Does it really say "Therefore, people can inhabit northerly regions where there is less sunlight, and continue to eat coreal products because a fair skin color has been less selected during evolution" ? Shouldn't that be "more selected" or even ""selected" ?

The first place where I encountered the idea that very white skin (not merely "light" skin) was very recent and caused by a ceral based diet (in the order of 6000 years or so) was Frank W . Sweet's backintyme forum . He located the origin of "very white" skin pretty much where european lactose tolerance arose : More or less around the Baltic .
His argument was that the areas around the baltic are relatively warm for their latitude, thus making agriculture very much viable . That same very high latitude means that , combined with a ceral based diet, it's pretty much impossible for a dark skinned people to live there . Very light skin would be very strongly selected in those particular circumstances .

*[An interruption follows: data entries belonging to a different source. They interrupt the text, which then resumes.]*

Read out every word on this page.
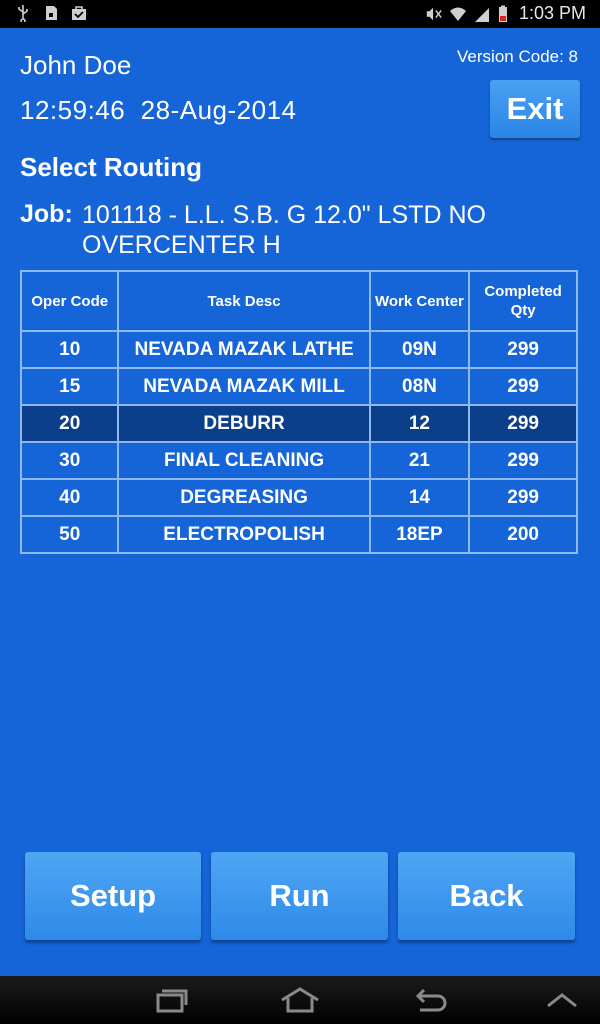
1:03 PM
John Doe
12:59:46  28-Aug-2014
Version Code: 8
Exit
Select Routing
Job: 101118 - L.L. S.B. G 12.0" LSTD NO OVERCENTER H
Oper Code	Task Desc	Work Center	Completed Qty
10	NEVADA MAZAK LATHE	09N	299
15	NEVADA MAZAK MILL	08N	299
20	DEBURR	12	299
30	FINAL CLEANING	21	299
40	DEGREASING	14	299
50	ELECTROPOLISH	18EP	200
Setup	Run	Back
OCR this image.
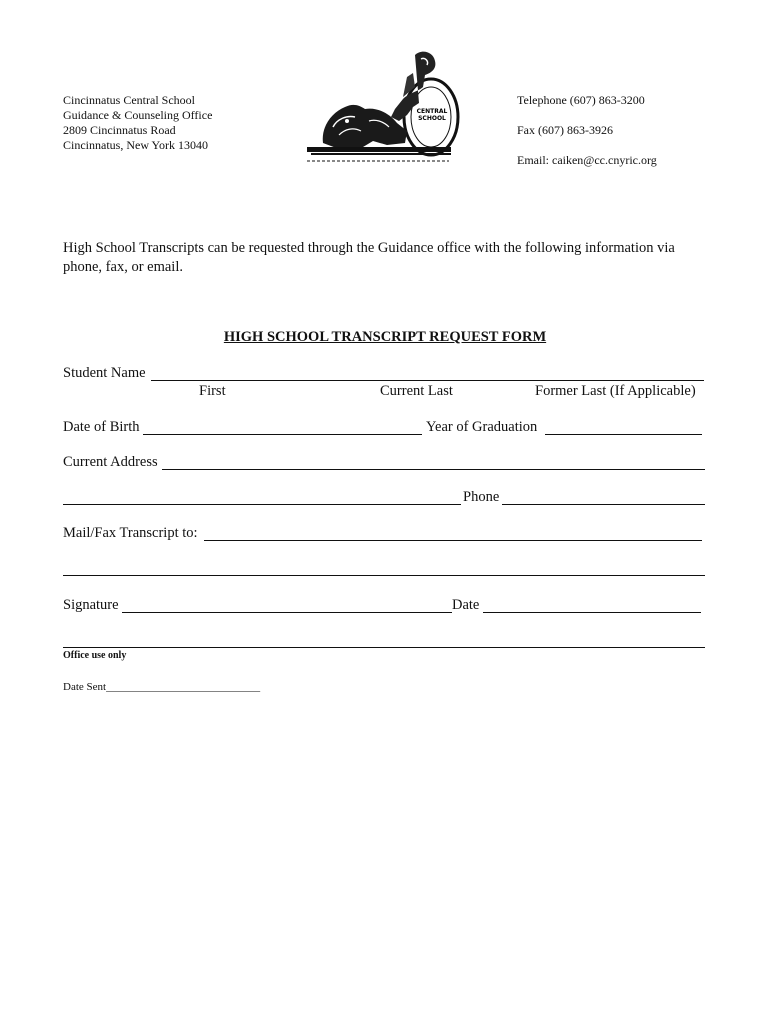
Cincinnatus Central School
Guidance & Counseling Office
2809 Cincinnatus Road
Cincinnatus, New York 13040
CENTRAL
SCHOOL
Telephone (607) 863-3200
Fax (607) 863-3926
Email: caiken@cc.cnyric.org
High School Transcripts can be requested through the Guidance office with the following information via
phone, fax, or email.
HIGH SCHOOL TRANSCRIPT REQUEST FORM
Student Name
First	Current Last	Former Last (If Applicable)
Date of Birth	Year of Graduation
Current Address
Phone
Mail/Fax Transcript to:
Signature	Date
Office use only
Date Sent____________________________
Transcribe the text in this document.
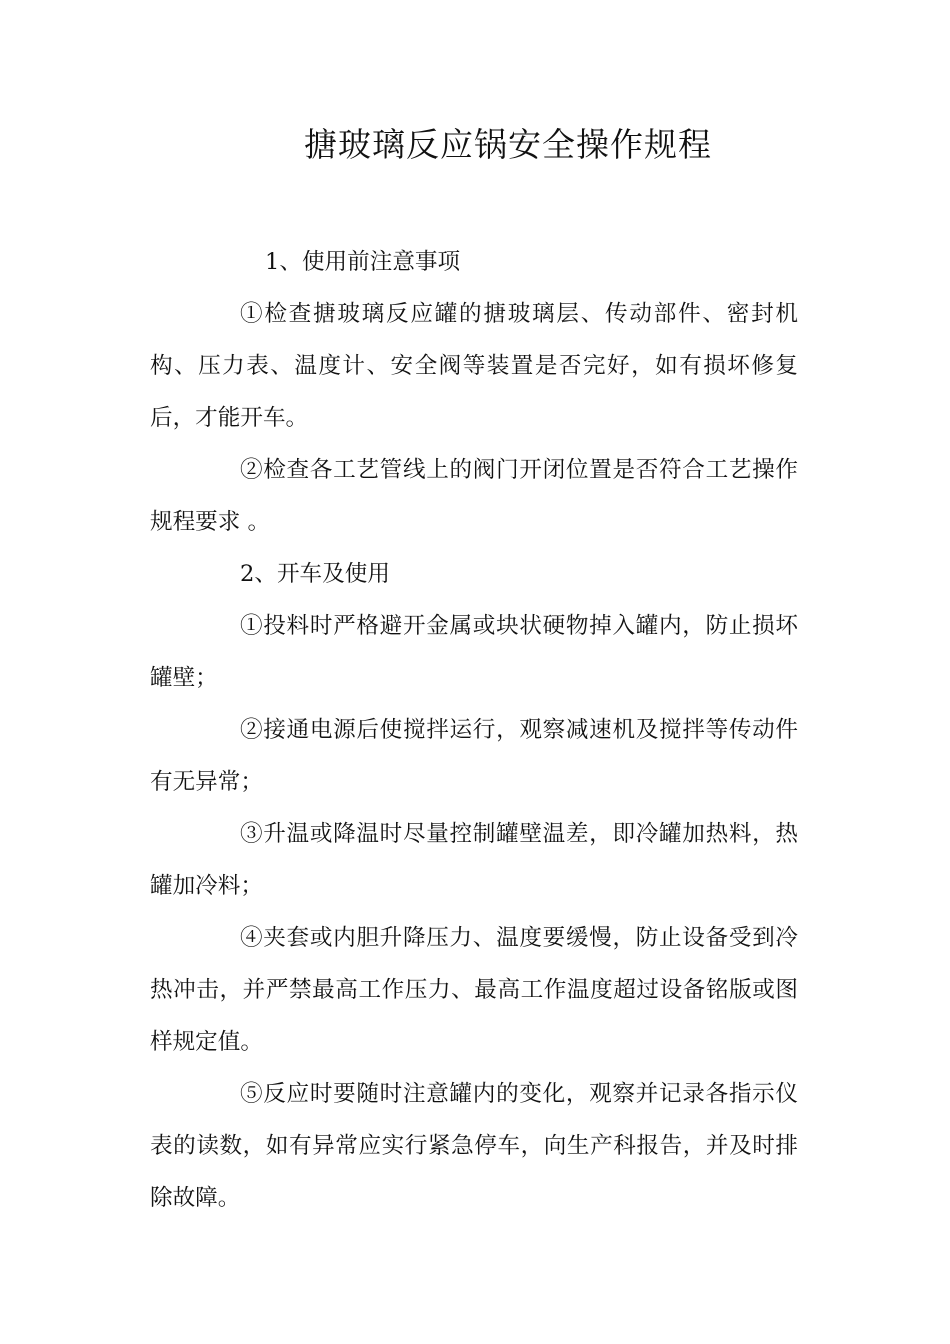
搪玻璃反应锅安全操作规程

1、使用前注意事项

①检查搪玻璃反应罐的搪玻璃层、传动部件、密封机构、压力表、温度计、安全阀等装置是否完好，如有损坏修复后，才能开车。

②检查各工艺管线上的阀门开闭位置是否符合工艺操作规程要求 。

2、开车及使用

①投料时严格避开金属或块状硬物掉入罐内，防止损坏罐壁；

②接通电源后使搅拌运行，观察减速机及搅拌等传动件有无异常；

③升温或降温时尽量控制罐壁温差，即冷罐加热料，热罐加冷料；

④夹套或内胆升降压力、温度要缓慢，防止设备受到冷热冲击，并严禁最高工作压力、最高工作温度超过设备铭版或图样规定值。

⑤反应时要随时注意罐内的变化，观察并记录各指示仪表的读数，如有异常应实行紧急停车，向生产科报告，并及时排除故障。
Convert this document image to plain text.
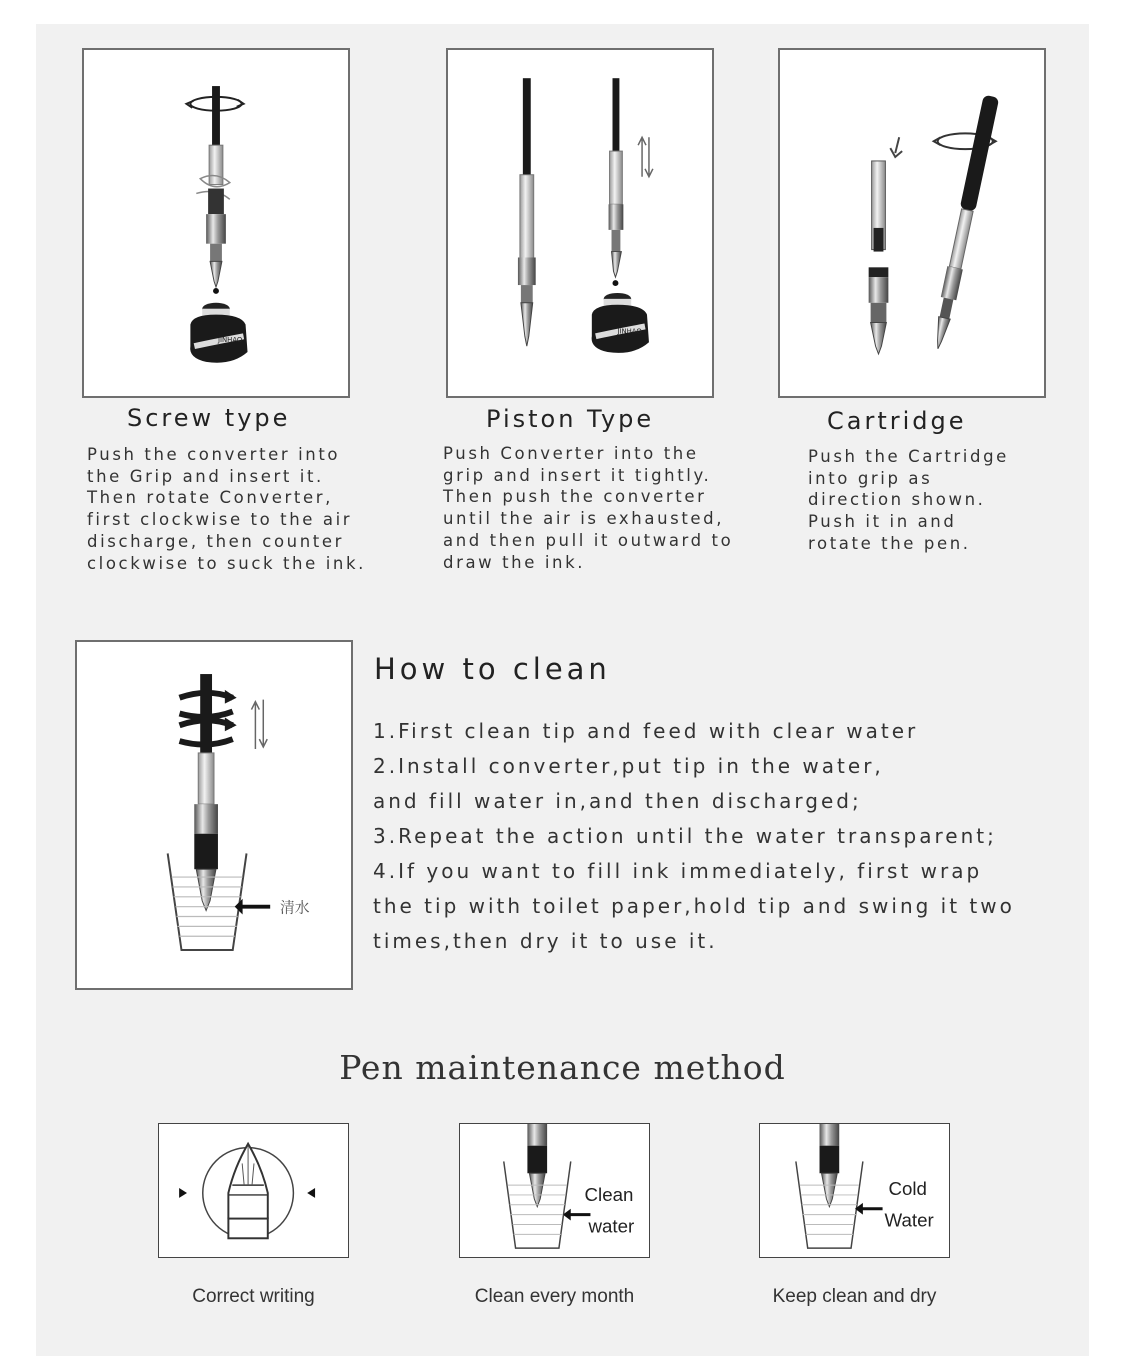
JINHAO
Screw type
Push the converter into
the Grip and insert it.
Then rotate Converter,
first clockwise to the air
discharge, then counter
clockwise to suck the ink.
JINHAO
Piston Type
Push Converter into the
grip and insert it tightly.
Then push the converter
until the air is exhausted,
and then pull it outward to
draw the ink.
Cartridge
Push the Cartridge
into grip as
direction shown.
Push it in and
rotate the pen.
清水
How to clean
1.First clean tip and feed with clear water
2.Install converter,put tip in the water,
and fill water in,and then discharged;
3.Repeat the action until the water transparent;
4.If you want to fill ink immediately, first wrap
the tip with toilet paper,hold tip and swing it two
times,then dry it to use it.
Pen maintenance method
Correct writing
Clean
water
Clean every month
Cold
Water
Keep clean and dry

By ogunsiron (not verified) on 02 Oct 2007 #permalink

yeah, i think the wording was clumsy there. i don't really know if vitamin D was the reason, i'm open to other rationales such as sexual selection, though there are prior reasons i'm a bit skeptical of that last idea being the primary driver.

re: frank sweet, yeah, that was where i first saw it too. or so i thought. i read 'human diasporas' and i probably read it there, cavalli-sforza has long had these sort of ideas from what i have heard so i suspect sweet wasn't familiar with cavalli-sforza's theories. i just thought we should give props were they're due.